Am J Crit Care. 2015 May;24(3):e16-21. doi: 10.4037/ajcc2015274.
Nurse practitioners and physician assistants are being increasingly integrated into intensive care unit and hospital-based care teams, yet limited information is available on provider to patient ratios.
To determine current provider to patient ratios for nurse practitioners and physician assistants working in intensive and acute care units and to assess factors that affect the ratios.
A descriptive study design was used with a Web-based survey of members of the American Association of Nurse Practitioners, American Academy of Physician Assistants, and the Society of Critical Care Medicine.
Responses were received from 222 nurse practitioners and 211 physician assistants from all but 8 of the 50 United States and from Canada.
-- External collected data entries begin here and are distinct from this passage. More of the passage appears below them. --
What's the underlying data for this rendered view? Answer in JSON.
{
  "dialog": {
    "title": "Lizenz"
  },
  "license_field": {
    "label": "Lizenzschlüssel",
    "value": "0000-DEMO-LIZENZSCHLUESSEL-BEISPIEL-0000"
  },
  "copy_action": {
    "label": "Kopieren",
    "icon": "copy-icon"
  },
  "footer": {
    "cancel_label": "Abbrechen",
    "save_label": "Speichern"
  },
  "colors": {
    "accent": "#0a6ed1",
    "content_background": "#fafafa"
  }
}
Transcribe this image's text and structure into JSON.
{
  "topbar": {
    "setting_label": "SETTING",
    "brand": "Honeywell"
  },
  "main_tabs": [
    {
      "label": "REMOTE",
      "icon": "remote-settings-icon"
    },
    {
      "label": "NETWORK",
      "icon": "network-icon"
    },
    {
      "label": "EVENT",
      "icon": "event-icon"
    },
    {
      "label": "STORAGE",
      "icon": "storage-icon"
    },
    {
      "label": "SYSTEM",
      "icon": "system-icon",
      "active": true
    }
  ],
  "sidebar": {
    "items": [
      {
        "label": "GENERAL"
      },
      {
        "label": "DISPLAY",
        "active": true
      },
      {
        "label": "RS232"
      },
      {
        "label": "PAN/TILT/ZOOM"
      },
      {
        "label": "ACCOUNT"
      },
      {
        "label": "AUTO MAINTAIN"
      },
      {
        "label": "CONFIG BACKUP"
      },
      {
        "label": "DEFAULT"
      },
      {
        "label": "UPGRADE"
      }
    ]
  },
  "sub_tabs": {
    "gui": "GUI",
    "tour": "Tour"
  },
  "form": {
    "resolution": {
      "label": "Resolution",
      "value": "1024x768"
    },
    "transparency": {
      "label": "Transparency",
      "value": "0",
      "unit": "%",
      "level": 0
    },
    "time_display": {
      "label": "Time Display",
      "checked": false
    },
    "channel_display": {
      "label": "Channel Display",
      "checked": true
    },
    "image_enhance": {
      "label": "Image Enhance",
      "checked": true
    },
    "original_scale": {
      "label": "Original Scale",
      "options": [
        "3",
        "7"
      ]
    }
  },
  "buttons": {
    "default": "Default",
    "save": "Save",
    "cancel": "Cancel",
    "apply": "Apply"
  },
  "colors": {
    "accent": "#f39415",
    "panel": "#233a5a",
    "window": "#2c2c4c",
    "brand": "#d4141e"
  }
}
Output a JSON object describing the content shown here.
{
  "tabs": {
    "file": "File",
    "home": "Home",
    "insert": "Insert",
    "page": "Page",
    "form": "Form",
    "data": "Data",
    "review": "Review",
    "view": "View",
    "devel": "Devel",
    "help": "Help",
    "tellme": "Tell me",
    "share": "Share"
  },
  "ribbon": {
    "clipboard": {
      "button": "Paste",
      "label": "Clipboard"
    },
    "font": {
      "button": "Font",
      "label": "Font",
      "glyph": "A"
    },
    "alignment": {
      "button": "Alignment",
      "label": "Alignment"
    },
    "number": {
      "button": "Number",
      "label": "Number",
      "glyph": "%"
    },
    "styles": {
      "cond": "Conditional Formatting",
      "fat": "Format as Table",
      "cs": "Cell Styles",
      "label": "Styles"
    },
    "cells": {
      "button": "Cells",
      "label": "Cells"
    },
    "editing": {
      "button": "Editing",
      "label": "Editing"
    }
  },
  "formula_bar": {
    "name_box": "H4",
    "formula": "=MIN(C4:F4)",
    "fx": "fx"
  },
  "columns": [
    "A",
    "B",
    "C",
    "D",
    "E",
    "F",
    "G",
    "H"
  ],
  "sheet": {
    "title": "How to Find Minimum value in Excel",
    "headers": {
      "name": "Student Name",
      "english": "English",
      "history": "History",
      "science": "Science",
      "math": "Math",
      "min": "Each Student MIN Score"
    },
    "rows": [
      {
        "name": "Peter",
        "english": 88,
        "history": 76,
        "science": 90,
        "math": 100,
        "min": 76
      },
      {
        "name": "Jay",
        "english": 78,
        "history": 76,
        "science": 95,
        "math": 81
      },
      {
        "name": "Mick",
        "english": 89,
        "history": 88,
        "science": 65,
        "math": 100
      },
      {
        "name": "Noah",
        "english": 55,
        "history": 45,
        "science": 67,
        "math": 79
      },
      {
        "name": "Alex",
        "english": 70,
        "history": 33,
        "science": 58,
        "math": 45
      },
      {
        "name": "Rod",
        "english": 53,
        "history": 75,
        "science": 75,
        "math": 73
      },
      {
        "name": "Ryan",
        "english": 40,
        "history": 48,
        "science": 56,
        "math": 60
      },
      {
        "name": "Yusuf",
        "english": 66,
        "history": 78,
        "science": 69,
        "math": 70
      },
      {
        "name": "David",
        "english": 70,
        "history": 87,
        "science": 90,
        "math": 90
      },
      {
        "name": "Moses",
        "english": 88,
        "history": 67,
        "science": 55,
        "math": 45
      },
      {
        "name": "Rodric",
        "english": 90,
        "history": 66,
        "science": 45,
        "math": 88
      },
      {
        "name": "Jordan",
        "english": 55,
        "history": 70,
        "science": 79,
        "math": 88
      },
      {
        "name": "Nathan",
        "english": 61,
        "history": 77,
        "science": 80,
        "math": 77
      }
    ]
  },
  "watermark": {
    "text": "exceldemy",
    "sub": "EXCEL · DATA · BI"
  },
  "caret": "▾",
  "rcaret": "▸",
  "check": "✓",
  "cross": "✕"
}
Mean provider to patient ratios in intensive care were 1 to 5 (range, 1 to 3 - 1 to 8). In pediatric intensive care, the mean ratio of nurse practitioners to patients was 1 to 4 (range, 1 to 3 - 1 to 8). Factors that affected nurse practitioner and physician assistant provider to patient ratios included patients' severity of illness, number of patients in the unit, number of providers in the unit, patient diagnosis, number of physicians in the unit, time of day, and number of fellows and medical residents on service.
Additional information on factors influencing provider to patient ratios and specific components of the roles of nurse practitioners and physician assistants will be important to ensure the best utilization of these providers to enable optimal patient care outcomes.
执业护士和医师助理正越来越多地融入重症监护病房及医院护理团队,但关于医护人员与患者比例的信息有限。
确定在重症监护病房和急症护理病房工作的执业护士和医师助理目前的医护人员与患者比例,并评估影响该比例的因素。
采用描述性研究设计,对美国执业护士协会、美国医师助理学会和危重病医学会的成员进行基于网络的调查。
收到了来自美国50个州中除8个州外的所有州以及加拿大的222名执业护士和211名医师助理的回复。重症监护病房的平均医护人员与患者比例为1比5(范围为1比3至1比8)。在儿科重症监护病房,执业护士与患者的平均比例为1比4(范围为1比3至1比8)。影响执业护士和医师助理医护人员与患者比例的因素包括患者的病情严重程度、病房患者数量、病房医护人员数量、患者诊断、病房医生数量、一天中的时间以及住院医师和实习医生的数量。
获取更多关于影响医护人员与患者比例的因素以及执业护士和医师助理角色具体组成部分的信息,对于确保最佳利用这些医护人员以实现最佳患者护理结果至关重要。